Thomas Friedman noted that "the price of oil and pace of freedom always move in opposite directions." This trend, which he cited in the case of Russia, Iran, and Venezuela, can be equally applied to Myanmar as well. Though pro-democratic forces have been active in Myanmar earlier as well, the public display of dissent in recent days is unprecedented and demonstrates the increasing disenchantment against almost two decades of military rule. Since the junta came to power, economic conditions have deteriorated and poverty has increased. At the same time, new finds of oil and natural gas reserves have been declared. With Myanmar becoming increasingly sought after by energy-hungry countries, there has been a huge spurt in investments in its oil and natural gas fields from Thailand, Russia, China, and India. These investments have, to a certain extent, helped the junta sustain itself. But the people have not yet benefited from this petroeconomy, and resources are being diverted for the conspicuous consumption of the military elite. While it is true that cities have witnessed impressive infrastructure development, the increased availability of resources has not translated into economic benefits for the common people. Further burdened by an increase in the prices of basic goods, people naturally took to the streets.

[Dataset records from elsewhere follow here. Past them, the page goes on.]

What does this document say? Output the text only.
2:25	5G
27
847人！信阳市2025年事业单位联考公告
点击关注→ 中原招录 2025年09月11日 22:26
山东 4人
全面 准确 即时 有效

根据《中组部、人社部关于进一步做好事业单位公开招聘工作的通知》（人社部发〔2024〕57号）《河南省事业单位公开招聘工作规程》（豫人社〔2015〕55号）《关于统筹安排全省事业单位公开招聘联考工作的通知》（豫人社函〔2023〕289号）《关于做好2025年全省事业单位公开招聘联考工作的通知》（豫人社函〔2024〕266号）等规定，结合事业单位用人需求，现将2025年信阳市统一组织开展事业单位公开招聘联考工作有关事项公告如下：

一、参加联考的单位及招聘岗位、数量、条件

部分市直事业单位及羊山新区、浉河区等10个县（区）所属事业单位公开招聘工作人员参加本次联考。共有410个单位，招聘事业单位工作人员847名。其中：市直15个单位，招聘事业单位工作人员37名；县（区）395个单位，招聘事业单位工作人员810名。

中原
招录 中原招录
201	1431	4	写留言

The energy angle to the ongoing turmoil in Myanmar becomes evident if we cast a glance at the developments in its domestic energy industry. Since Yangon enacted the Foreign Direct Investment law in late 1988 as part of its market-oriented economic policies, the energy sector has been the most sought after by foreign investors. By the first quarter of this year, total foreign direct investment in Myanmar amounted to US $14.4 billion, of which the largest chunk comprising 34 percent was in the oil and gas sector. Thailand was the biggest investor in 2005-06, with an investment of $6.03 billion in the hydropower sector and $4.4 million in the oil and gas sector. In the same year, India invested $30.575 million in the oil and gas sector. China, in addition to signing a multi-billion dollar agreement to transport natural gas by pipeline from Myanmar to Yunnan, invested $700,000 in the mining sector during 2005-06. Myanmar also received about $33 million as investment in its energy sector from Russia in 2006-07. Yet, the unemployment rate in the country continues to be above 10 per cent and about 25 per cent of the population lives below the poverty line.
With the worldwide energy search of import dependent Asian countries is becoming more aggressive, Myanmar has been gaining greater significance in their energy landscape. As Friedman pointed out, regimes in energy producing countries are in a better position to stand against international pressures on their domestic policies since higher fuel prices virtually ensure greater economic security. Energy-hungry countries seek to maintain bilateral relations with energy producing ones on an even keel even if the latter be repressive and thus strengthen their legitimacy.
The ruling regime in Myanmar realises the strategic importance it enjoys from the perspectives of two its prominent neighbours - China and India. China has made huge energy investments in Myanmar and plans to construct overland energy transport routes through that country to avoid the Malacca Straits choke point. This is a key factor behind Beijing's support for the military junta in Myanmar. India too looks to Myanmar to fulfil its energy needs. Recently, ONGC Videsh Limited (OVL) was awarded oil and gas blocks in Myanmar. The 100 per cent interest given to OVL in the AD-2, AD-3 and AD-9 exploration blocks in the Rakhine coast is based on a production sharing contract with the state-owned firm Myanmar Oil and Gas Enterprise. In addition, OVL and the Gas Authority of India Limited have a 20 per cent and 10 per cent stake, respectively, in Block A-1. Given such investments, it is but natural that India has adopted a cautious approach to the events in Myanmar.
Given the high price of oil, which now stands at $80 a barrel in the international market, the regime in Myanmar knows how much it is needed. This explains to an extent its disregard for international opinion on the issue of democracy. Despite the imposition of sanctions, the present democratic upheaval in Myanmar is unfortunately unlikely to be successful.